Eastern Standard Time
Conventional cascade compressor freezers are the norm in laboratories across the world, but there is a new technology that is able to keep materials cool and use about half the energy to do so. Let us introduce you to Stirling engine technology in this application. Field trials testing Stirling engines at a number of bio-repositories, research facilities, and biotech companies have shown steady-state energy savings of 30 to 50 percent over conventional cascade compressor freezers. During this presentation, Neill Lane of Stirling Ultracold shared how new freezer technology can utilize the Stirling engine, in combination with a gravity driven thermosiphon, to cool the interior of freezers. Mr. Lane also shared how the efficient cooling system reduces electric power consumption, HVAC loading, electrical infrastructure and back-up power, and the noise generated by cooling fans.
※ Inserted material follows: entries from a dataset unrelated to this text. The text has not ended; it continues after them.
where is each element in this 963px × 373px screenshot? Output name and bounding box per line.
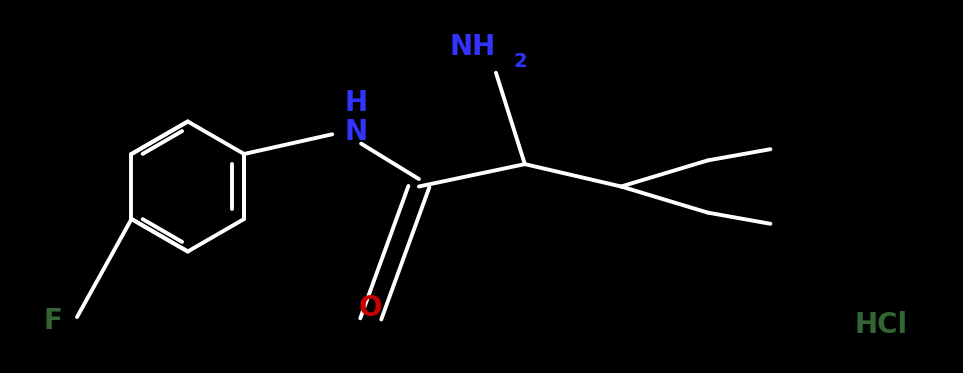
Text: NH: NH — [450, 32, 496, 61]
Text: HCl: HCl — [854, 310, 908, 339]
Text: H: H — [345, 88, 368, 117]
Text: N: N — [345, 118, 368, 147]
Text: F: F — [43, 307, 63, 335]
Text: 2: 2 — [513, 52, 527, 71]
Text: O: O — [359, 294, 382, 322]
Participants in this discussion learned:
- The technology differences between linear free-piston Stirling engines and conventional cascade compressors in ultra-low temperature freezers.
- The life cycle costs of a mechanical ultra-low -80°C freezer.
- The operations and new construction cost for Stirling engine-powered freezers compared to cascade compressor freezers.
- The sustainability benefits Stirling engine freezers can offer.
Registration and Recording
Sign up to view the recording.
I2SL Members can register for free! Visit the Member Portal for more information.
Professional Development Hours and Continuing Education Credits
Attendees of this course and those who view the recording can earn one Professional Development Hour (PDH) for professional engineers or one Learning Unit (LU) from the American Institute of Architects for registered architects.
Contact I2SL if you would like to receive a professional development credit for viewing the webinar.
Neill Lane is President and CEO of Stirling Ultracold, Division of Global Cooling, Inc. located in Athens, Ohio. Previously he was a co-founder and the President of Blight to Bright LLC, an Ohio developer of large-scale solar installations. He served as Executive-in-Residence with TechGROWTH Ohio, a pre-seed fund providing funding and assistance to early stage, innovative technology companies, and for 10 years as President and CEO of Sunpower Inc., in Athens, Ohio.
Mr. Lane was born and grew up in Zimbabwe and graduated with a degree in mechanical engineering from the University of the Witwatersrand, South Africa. He started his career as a lecturer in thermodynamics and has worked in clean energy his entire career, from developing biofuels as a graduate student to leading the development of world's first solar thermal free-piston Stirling engine.